Yahoo’s new business model appears to be taking shape, following the surprise announcement that the NASDAQ-listed search and mobile App tech-giant has employed a group of well-known and high-profile journalists and editors to staff its own news portal.
For Yahoo, it is a move into quality mobile content with a news focus, in an attempt to win the mobile advertising market. The question is: will it work?
The key hire is the award-winning and sometimes controversial Katie Couric, who will leave her prime time role at the American ABC network to join Yahoo.
According to Yahoo, Couric will be its “global anchor”, hosting a monthly interview program on the portal and across several mobile applications.
But why would a second-ranked search engine and internet portal want to buy into news and serious journalism at a time when the industry appears to be tanking financially?

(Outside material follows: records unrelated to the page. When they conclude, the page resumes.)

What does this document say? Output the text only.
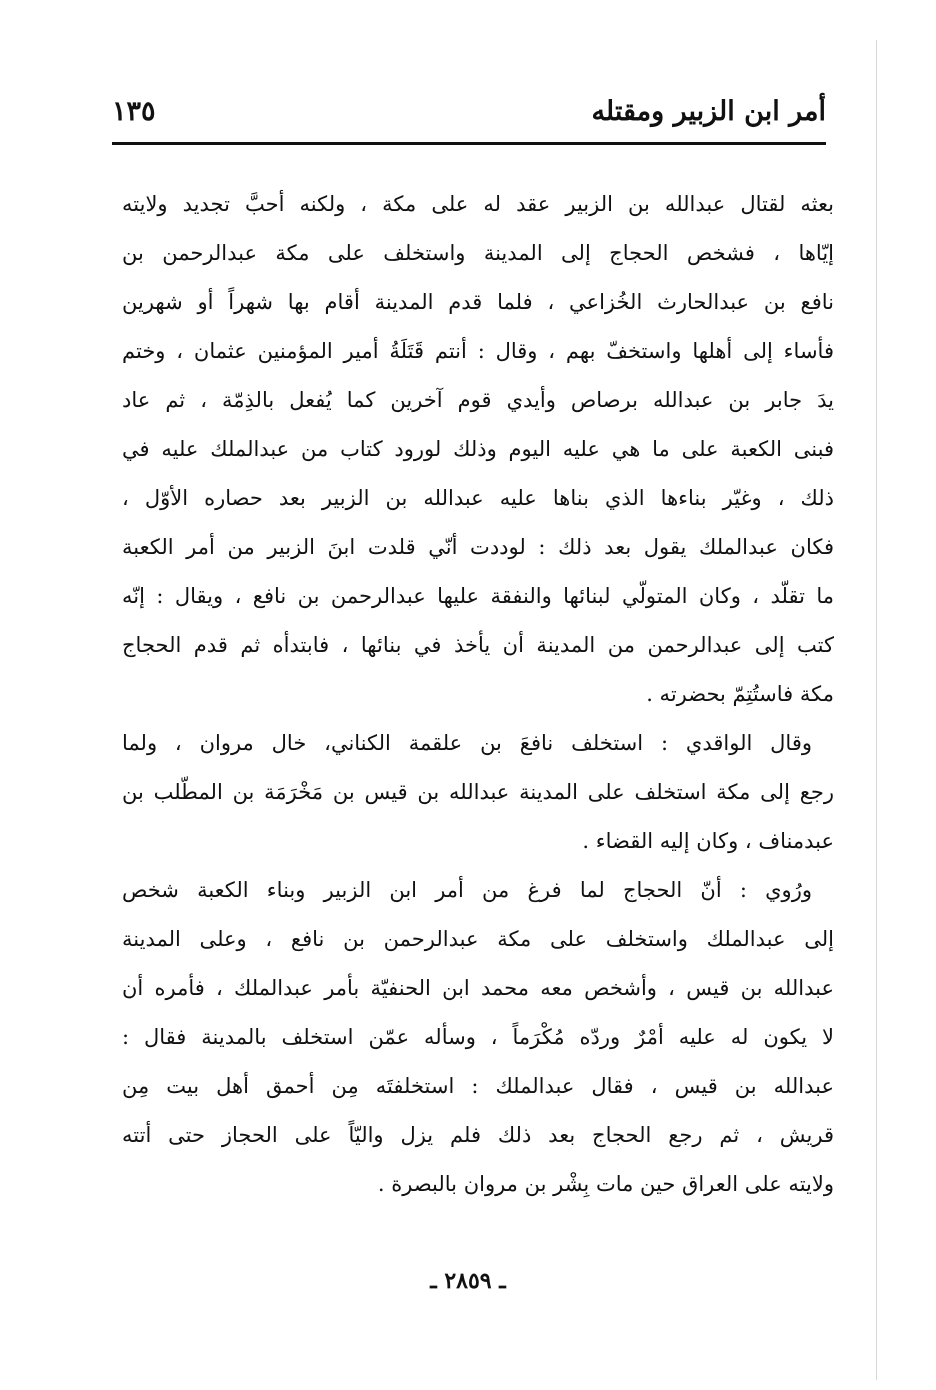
أمر ابن الزبير ومقتله
١٣٥
بعثه لقتال عبدالله بن الزبير عقد له على مكة ، ولكنه أحبَّ تجديد ولايته
إيّاها ، فشخص الحجاج إلى المدينة واستخلف على مكة عبدالرحمن بن
نافع بن عبدالحارث الخُزاعي ، فلما قدم المدينة أقام بها شهراً أو شهرين
فأساء إلى أهلها واستخفّ بهم ، وقال : أنتم قَتَلَةُ أمير المؤمنين عثمان ، وختم
يدَ جابر بن عبدالله برصاص وأيدي قوم آخرين كما يُفعل بالذِمّة ، ثم عاد
فبنى الكعبة على ما هي عليه اليوم وذلك لورود كتاب من عبدالملك عليه في
ذلك ، وغيّر بناءها الذي بناها عليه عبدالله بن الزبير بعد حصاره الأوّل ،
فكان عبدالملك يقول بعد ذلك : لوددت أنّي قلدت ابنَ الزبير من أمر الكعبة
ما تقلّد ، وكان المتولّي لبنائها والنفقة عليها عبدالرحمن بن نافع ، ويقال : إنّه
كتب إلى عبدالرحمن من المدينة أن يأخذ في بنائها ، فابتدأه ثم قدم الحجاج
مكة فاستُتِمّ بحضرته .
وقال الواقدي : استخلف نافعَ بن علقمة الكناني، خال مروان ، ولما
رجع إلى مكة استخلف على المدينة عبدالله بن قيس بن مَخْرَمَة بن المطّلب بن
عبدمناف ، وكان إليه القضاء .
ورُوي : أنّ الحجاج لما فرغ من أمر ابن الزبير وبناء الكعبة شخص
إلى عبدالملك واستخلف على مكة عبدالرحمن بن نافع ، وعلى المدينة
عبدالله بن قيس ، وأشخص معه محمد ابن الحنفيّة بأمر عبدالملك ، فأمره أن
لا يكون له عليه أمْرٌ وردّه مُكْرَماً ، وسأله عمّن استخلف بالمدينة فقال :
عبدالله بن قيس ، فقال عبدالملك : استخلفتَه مِن أحمق أهل بيت مِن
قريش ، ثم رجع الحجاج بعد ذلك فلم يزل واليّاً على الحجاز حتى أتته
ولايته على العراق حين مات بِشْر بن مروان بالبصرة .
ـ ٢٨٥٩ ـ
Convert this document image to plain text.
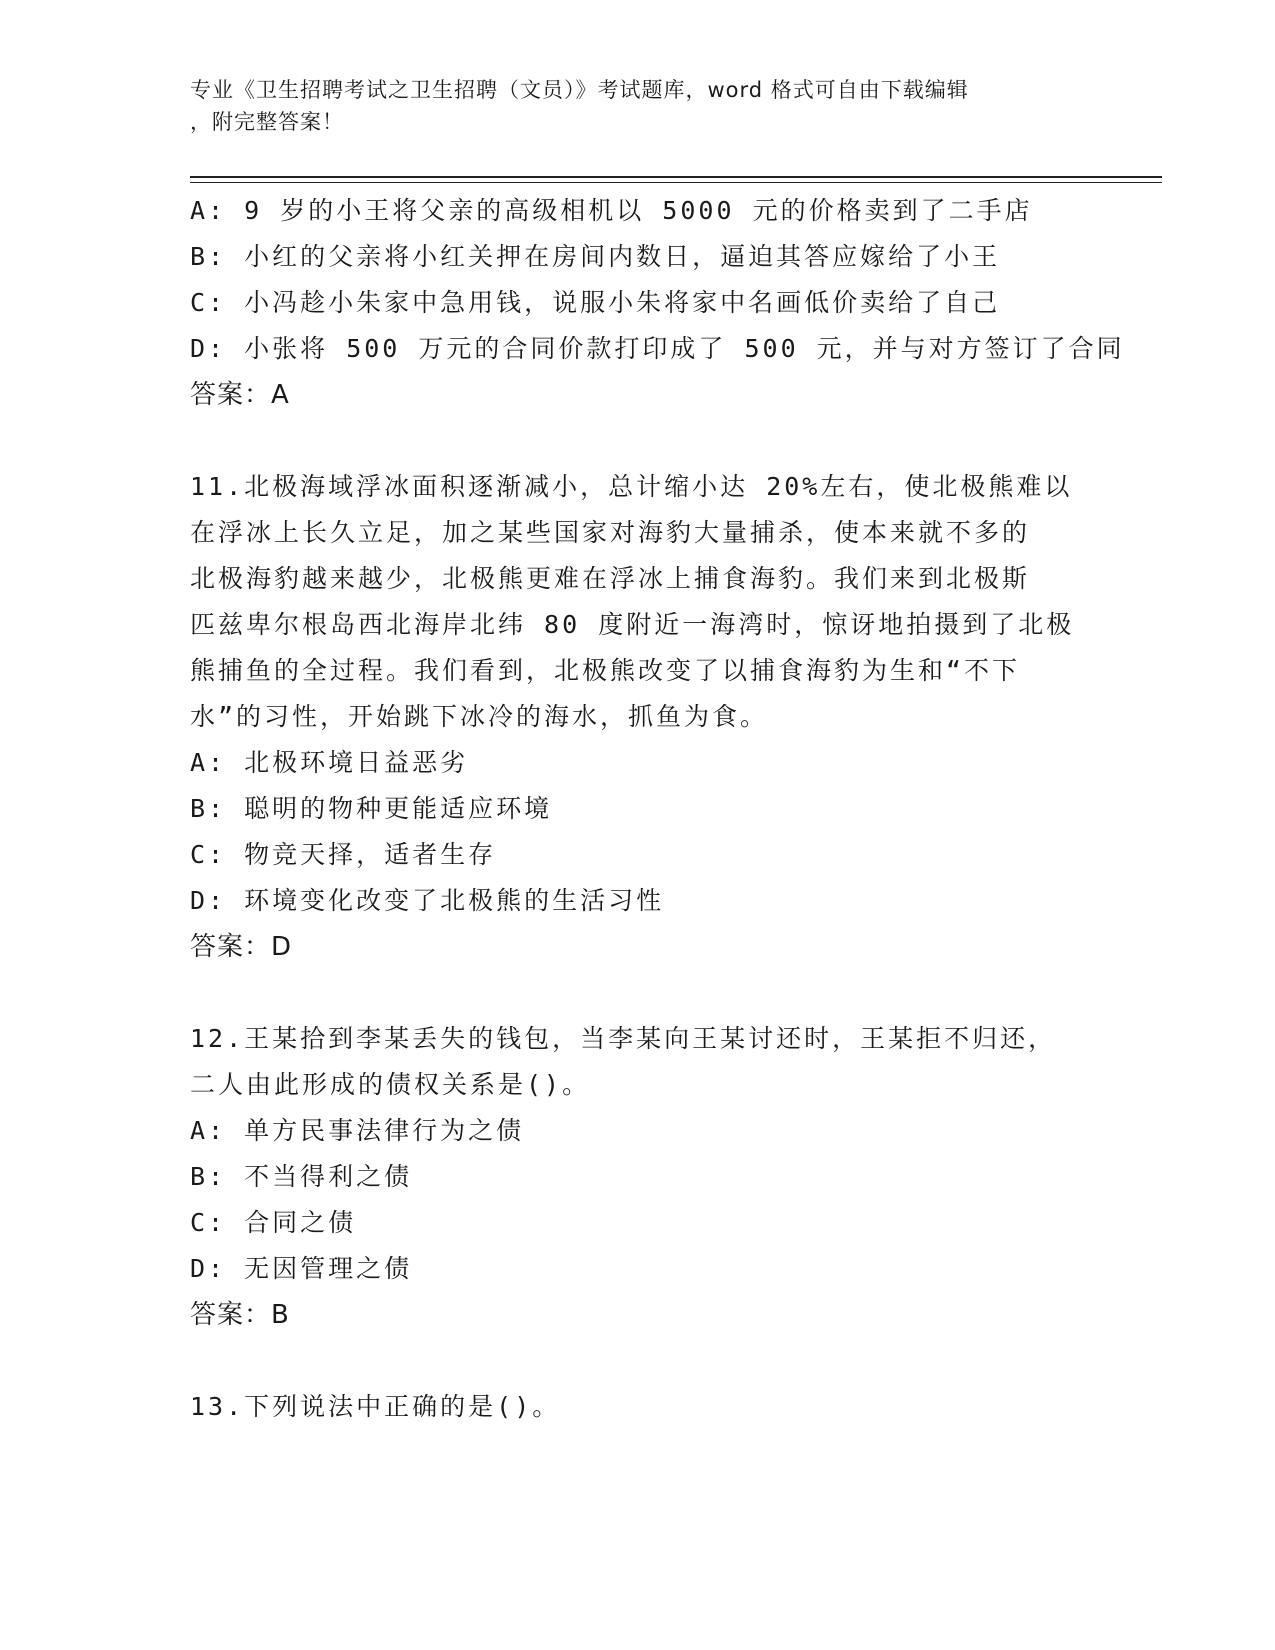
专业《卫生招聘考试之卫生招聘（文员）》考试题库，word 格式可自由下载编辑
，附完整答案！
A: 9 岁的小王将父亲的高级相机以 5000 元的价格卖到了二手店
B: 小红的父亲将小红关押在房间内数日，逼迫其答应嫁给了小王
C: 小冯趁小朱家中急用钱，说服小朱将家中名画低价卖给了自己
D: 小张将 500 万元的合同价款打印成了 500 元，并与对方签订了合同
答案：A
11.北极海域浮冰面积逐渐减小，总计缩小达 20%左右，使北极熊难以
在浮冰上长久立足，加之某些国家对海豹大量捕杀，使本来就不多的
北极海豹越来越少，北极熊更难在浮冰上捕食海豹。我们来到北极斯
匹兹卑尔根岛西北海岸北纬 80 度附近一海湾时，惊讶地拍摄到了北极
熊捕鱼的全过程。我们看到，北极熊改变了以捕食海豹为生和“不下
水”的习性，开始跳下冰冷的海水，抓鱼为食。
A: 北极环境日益恶劣
B: 聪明的物种更能适应环境
C: 物竞天择，适者生存
D: 环境变化改变了北极熊的生活习性
答案：D
12.王某拾到李某丢失的钱包，当李某向王某讨还时，王某拒不归还，
二人由此形成的债权关系是()。
A: 单方民事法律行为之债
B: 不当得利之债
C: 合同之债
D: 无因管理之债
答案：B
13.下列说法中正确的是()。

The investment in Katie Couric and senior reporters from The New York Times signals that Yahoo wants to move into Web TV and mobile video content in an effort to take on the the giants of American network and cable television, and perhaps even Netflix, which is rumoured to also be looking at an Australian launch next year.
In recent months Yahoo, which is valued at around US$35 billion, has made a series of takeovers, mainly of internet start-ups like the micro-blogging site Tumblr.
But analysts think that it is still figuring out how to turn a profit from these acquisitions. Tellingly, Yahoo’s share of online advertising (about 7%) is still behind Facebook (8%).
Recruiting Couric to be the new face of Yahoo’s news operation is a signature move by relatively new CEO Marissa Mayer. It is a calculated – though risky and expensive – play to get a stock market bounce for the company and attract eyeballs to the mobile platforms, which in turn should attract advertisers.
In recent statements Mayer has said the company’s future is in mobile delivery.
However, mobile is on “the right path” to be on according to Mayer, rather than an instant boost to advertising revenues. Digital plays take a while to turn from money sinks into profit centres. Tech company analysts tend to agree that the asking price for online and mobile advertising will remain low, even though the number of eyeballs is steadily increasing.
Making money from content is the digital dilemma
The question of how profits can be made from online and mobile news or news-like content has several answers, but none is yet a proven winner.
A recent American news start up NSFW Corp, which billed itself as “The Economist written by the Daily Show”, has this week closed its print edition and folded its digital business into another company, which is, itself, still reliant on angel investors from Silicon Valley.
And here lies the dilemma for the big global brands like Yahoo and The Daily Mail, or local start-ups like The New Daily, particularly those with a focus on serious journalism. NSFW Corp attempted to combine serious news content with hip and ironic twists, but that hasn’t worked out and perhaps the market for serious journalism is not where we think it should be.
On top of that uncertainty, the process for monetising the digital click-stream, whether on the desktop or via mobile devices, is still a large known unknown.
Television still dominates the global advertising market, while print advertising is in decline. On the other side of the ledger, digital revenues are not yet strong enough to support a reliable profit stream. NSFW Corp was offering a niche product and it was behind a paywall; not quite the same as ad-supported content, but another example of trial and serious error when it comes to financially-modelling new news.
Yahoo has a model that relies on volume-selling online and mobile advertising, but at a fraction of the price that print or broadcasting can command. The difficulty is that when you do this, the slice of total revenue you take from the cake has to be substantially bigger than your rivals if you are to survive and make a profit.
So far, no one has come up with a content formula that stacks the eyeballs high enough to satisfy all comers; with or without a paywall. The booking agents currently have the upper hand in setting prices for online advertising.
Mayer has signalled that delivering what she believes will be premium video content, created by Couric and her team, will give the advertisers more “real estate” in which to book their clients’ adverts.
There’s no doubt that Marissa Mayer is a smart CEO, with a strong track record (she was formerly at Google). Yahoo’s investors seem to back her judgment and her sense that the expanding giant of the digital economy will eventually make money from its investment in Couric and news content. However, it is not a given that her vision will succeed.